By Peter Bürgisser
Felipe Cucker was born in Montevideo (Uruguay) in 1958. In his own words, he spent an idyllic childhood there. However at the begining of the 70s, conditions in Uruguay deteriorated, the military seized power and created a dictatorship. Around the same time his father passed away and his childhood came to a very abrupt end.
In high school, Felipe discovered his love for mathematics and decided that it should become his profession. However, at that time there was no teaching of mathematics at university level in Uruguay. So eventually Felipe left for Spain for studying mathematics at the University of Barcelona. In 1987 he obtained a PhD (Premio extraordinario de doctorado) from the Universidad de Cantabria and Université Rennes. The thesis was on a topic in real algebraic geometry and his advisors were Tomás Recio and Michel Coste.
Already in 1987, Felipe became Associate Professor in the Computer Science Department of the Universitat Politécnica de Catalunya, Barcelona, Spain. By the time, he had already started to work in theoretical computer science. The Blum-Shub-Smale model of computation, which was created about that time, builds a theory of computation and complexity with real numbers within the framework of real algebraic geometry and logic. Felipe started to work on this and organized in 1993 a successful semester program on this topic at the Centre de Recerca Matemática. He had also invited Lenore Blum, Michael Shub and Steve Smale with whom he started a collaboration, which would eventually change his course of life. In 1992 Felipe switched to the Economics Department of the Universitat Pompeu Fabra in Barcelona, where he became Catedrático (Chair Professor) in 1995. In 1996, Steve Smale and Manuel Blum retired early from the University of California in Berkeley to accept attractive academic positions from the City University of Hong Kong. Steve Smale asked Felipe to join them for a two years position of a Research Assistant Professor. He jumped at the chance and moved with his wife Antonia and the two children Claudia and Federico to this exciting Asian hub: he never left ever since. In 1998 he became Associate Professor in the Department of Mathematics of the City University of Hong Kong, in 2003 Full Professor, in 2006 Chair Professor, and since 2018 he is the head of the Department.

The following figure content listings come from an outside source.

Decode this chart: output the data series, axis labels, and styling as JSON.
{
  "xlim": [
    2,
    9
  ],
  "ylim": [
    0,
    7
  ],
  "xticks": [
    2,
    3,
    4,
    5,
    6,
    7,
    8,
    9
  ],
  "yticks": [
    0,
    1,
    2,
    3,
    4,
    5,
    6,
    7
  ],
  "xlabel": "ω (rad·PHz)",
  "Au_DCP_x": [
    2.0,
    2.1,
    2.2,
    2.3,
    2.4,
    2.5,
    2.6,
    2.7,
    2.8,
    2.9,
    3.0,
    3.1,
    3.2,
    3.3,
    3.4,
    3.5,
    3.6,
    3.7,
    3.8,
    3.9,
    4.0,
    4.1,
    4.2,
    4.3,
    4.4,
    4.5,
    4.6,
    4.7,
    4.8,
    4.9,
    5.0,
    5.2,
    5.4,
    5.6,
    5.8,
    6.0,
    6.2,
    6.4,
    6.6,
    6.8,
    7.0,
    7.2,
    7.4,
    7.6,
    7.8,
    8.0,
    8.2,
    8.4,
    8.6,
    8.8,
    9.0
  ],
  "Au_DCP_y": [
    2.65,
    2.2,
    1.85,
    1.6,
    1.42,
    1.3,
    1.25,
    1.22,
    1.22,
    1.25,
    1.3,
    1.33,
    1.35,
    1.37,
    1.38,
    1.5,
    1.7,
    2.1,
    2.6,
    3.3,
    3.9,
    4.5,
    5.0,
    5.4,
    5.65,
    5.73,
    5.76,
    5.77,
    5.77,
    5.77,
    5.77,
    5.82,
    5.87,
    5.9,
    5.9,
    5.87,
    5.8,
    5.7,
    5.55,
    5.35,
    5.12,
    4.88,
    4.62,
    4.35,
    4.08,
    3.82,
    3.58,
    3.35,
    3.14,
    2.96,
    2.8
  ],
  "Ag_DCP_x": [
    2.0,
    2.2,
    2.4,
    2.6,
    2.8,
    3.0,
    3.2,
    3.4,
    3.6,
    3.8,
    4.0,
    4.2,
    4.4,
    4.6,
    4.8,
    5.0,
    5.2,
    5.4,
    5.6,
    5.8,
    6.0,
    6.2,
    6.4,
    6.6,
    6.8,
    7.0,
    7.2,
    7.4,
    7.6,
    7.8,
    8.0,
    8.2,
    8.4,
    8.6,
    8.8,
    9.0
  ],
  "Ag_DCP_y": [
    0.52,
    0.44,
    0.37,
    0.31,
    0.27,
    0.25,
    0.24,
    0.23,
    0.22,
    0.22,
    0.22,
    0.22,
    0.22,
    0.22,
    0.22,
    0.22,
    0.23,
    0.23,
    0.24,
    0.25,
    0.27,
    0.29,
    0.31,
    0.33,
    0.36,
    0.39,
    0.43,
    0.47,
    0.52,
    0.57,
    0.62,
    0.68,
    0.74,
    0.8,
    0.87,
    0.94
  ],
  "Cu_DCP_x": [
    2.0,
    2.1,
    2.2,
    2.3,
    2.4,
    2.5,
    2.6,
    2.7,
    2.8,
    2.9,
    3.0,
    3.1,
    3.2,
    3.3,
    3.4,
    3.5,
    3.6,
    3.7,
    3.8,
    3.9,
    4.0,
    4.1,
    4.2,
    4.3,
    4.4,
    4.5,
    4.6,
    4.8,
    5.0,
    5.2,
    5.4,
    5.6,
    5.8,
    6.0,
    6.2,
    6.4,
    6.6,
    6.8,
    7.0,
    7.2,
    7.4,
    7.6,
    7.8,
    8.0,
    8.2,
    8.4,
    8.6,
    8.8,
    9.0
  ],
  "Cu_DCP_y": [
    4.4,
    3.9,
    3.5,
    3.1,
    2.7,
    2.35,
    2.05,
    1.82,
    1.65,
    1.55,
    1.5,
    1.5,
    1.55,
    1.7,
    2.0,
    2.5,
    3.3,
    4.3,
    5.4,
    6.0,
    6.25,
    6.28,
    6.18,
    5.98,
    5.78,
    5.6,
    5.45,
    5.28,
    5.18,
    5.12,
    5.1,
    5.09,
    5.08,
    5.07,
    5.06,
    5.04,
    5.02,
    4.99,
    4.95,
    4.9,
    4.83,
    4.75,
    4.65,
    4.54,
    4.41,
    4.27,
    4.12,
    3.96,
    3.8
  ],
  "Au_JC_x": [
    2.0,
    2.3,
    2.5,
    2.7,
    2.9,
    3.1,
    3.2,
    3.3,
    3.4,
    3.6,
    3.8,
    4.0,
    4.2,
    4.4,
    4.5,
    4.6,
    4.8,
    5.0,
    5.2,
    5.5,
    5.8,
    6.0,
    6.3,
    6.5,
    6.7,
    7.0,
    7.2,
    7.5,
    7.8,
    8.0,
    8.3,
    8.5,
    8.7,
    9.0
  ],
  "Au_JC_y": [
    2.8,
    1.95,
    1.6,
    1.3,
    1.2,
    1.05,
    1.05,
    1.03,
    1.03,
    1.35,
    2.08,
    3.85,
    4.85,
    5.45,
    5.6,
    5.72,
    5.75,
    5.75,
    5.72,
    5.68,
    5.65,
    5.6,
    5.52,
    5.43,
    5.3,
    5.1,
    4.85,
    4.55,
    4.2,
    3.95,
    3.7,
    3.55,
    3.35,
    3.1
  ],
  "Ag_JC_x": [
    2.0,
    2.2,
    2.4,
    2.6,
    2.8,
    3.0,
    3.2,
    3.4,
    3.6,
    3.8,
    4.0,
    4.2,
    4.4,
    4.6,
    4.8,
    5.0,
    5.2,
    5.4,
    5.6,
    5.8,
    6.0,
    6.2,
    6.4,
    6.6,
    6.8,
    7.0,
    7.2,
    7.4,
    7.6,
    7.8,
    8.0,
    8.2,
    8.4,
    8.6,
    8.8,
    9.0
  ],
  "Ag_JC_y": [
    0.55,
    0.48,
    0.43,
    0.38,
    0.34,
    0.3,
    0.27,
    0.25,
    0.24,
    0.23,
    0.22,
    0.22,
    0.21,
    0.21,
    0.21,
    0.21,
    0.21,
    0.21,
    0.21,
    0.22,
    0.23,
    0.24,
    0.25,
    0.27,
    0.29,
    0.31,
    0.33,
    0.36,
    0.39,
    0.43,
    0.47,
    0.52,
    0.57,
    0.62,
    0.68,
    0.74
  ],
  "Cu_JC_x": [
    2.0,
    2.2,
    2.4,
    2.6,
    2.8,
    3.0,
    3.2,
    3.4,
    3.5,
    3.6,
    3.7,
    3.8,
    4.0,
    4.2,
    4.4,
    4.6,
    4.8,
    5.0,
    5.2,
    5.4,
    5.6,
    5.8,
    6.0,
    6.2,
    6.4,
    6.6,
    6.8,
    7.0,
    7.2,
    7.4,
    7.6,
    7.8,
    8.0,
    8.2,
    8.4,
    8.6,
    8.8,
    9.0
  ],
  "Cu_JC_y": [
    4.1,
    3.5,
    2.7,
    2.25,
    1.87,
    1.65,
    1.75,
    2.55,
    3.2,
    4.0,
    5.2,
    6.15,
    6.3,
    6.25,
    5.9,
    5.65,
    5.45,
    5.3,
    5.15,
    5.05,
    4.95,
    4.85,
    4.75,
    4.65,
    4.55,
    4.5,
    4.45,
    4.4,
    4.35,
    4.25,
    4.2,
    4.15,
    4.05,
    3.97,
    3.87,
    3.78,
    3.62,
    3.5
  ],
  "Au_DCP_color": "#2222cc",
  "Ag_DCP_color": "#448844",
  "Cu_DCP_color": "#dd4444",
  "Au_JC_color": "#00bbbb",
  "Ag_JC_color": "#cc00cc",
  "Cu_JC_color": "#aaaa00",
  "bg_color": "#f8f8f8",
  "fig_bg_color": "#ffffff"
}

In 1998, Felipe published the influential monograph "Complexity and Real Computation" with Lenore Blum, Michael Shub and Steve Smale. Felipe played an active role in the formation of the Society for the Foundations of Computational Mathematics: he was member of its board of directors since its creation in 1995 and he served as its Chairman from 2008–2011. Moreover, he served as the Managing Editor of the highly successful Journal of Foundations of Computational Mathematics from 2011–2017.
Felipe's research gradually moved from structural questions in complexity theory to investigations regarding the efficiency and accuracy of numerical computations. An important step was his 1999 joint article with Smale "Complexity estimates depending on condition and round-off error", which merges ideas of real algebraic geometry with numerical analysis. In a follow-up paper, Felipe identified what we now consider the right notion of condition for solving a system of real polynomial equations. Much of his later research was devoted to understanding condition in linear programming, following up seminal research by James Renegar. Depending on the problem at hand, condition comes in a variety of different forms. With his student Dennis Cheung, Felipe identified and analyzed two important such notions that are nowadays called the GCC and RCC condition number. Felipe's scope of work is broad: he also worked in learning theory (where he published a monograph with D.-X. Zhou) and he coauthors with Smale a highly cited paper where they introduced and analyzed what is nowadays called Cucker-Smale flocking dynamics. Around 2002 Cucker started a productive collaboration with Peter Bürgisser, which resulted in a variety of publications culminating in the joint monograph "Condition" published in 2013 in Springer's Grundlehren series. In 2017, Felipe was the recipient of an Einstein Visiting Fellowship, awarded by the Einstein Foundation, Berlin.
Everbody who gets to know Felipe is surprised at his versatility in languages: he is fluent in quite a number of European languages, but despite living in China for more than twenty years, never made it to speak Chinese. Felipe is highly interested in various aspects of arts and literature, on which he has an impressive knowledge. In the School of Creative Media of City University, the media artist Héctor Rodríguez arranged for Felipe to teach a course on mathematics, especially for artists. The course material developed into Felipe's wonderful book "Manifold Mirrors: The Crossing Paths of the Arts and Mathematics", which was published by Cambridge University Press in 2013. Jointly with Héctor, Felipe recently created "Approximation Theory", which is an art-research project in visual mathematics and data aesthetics.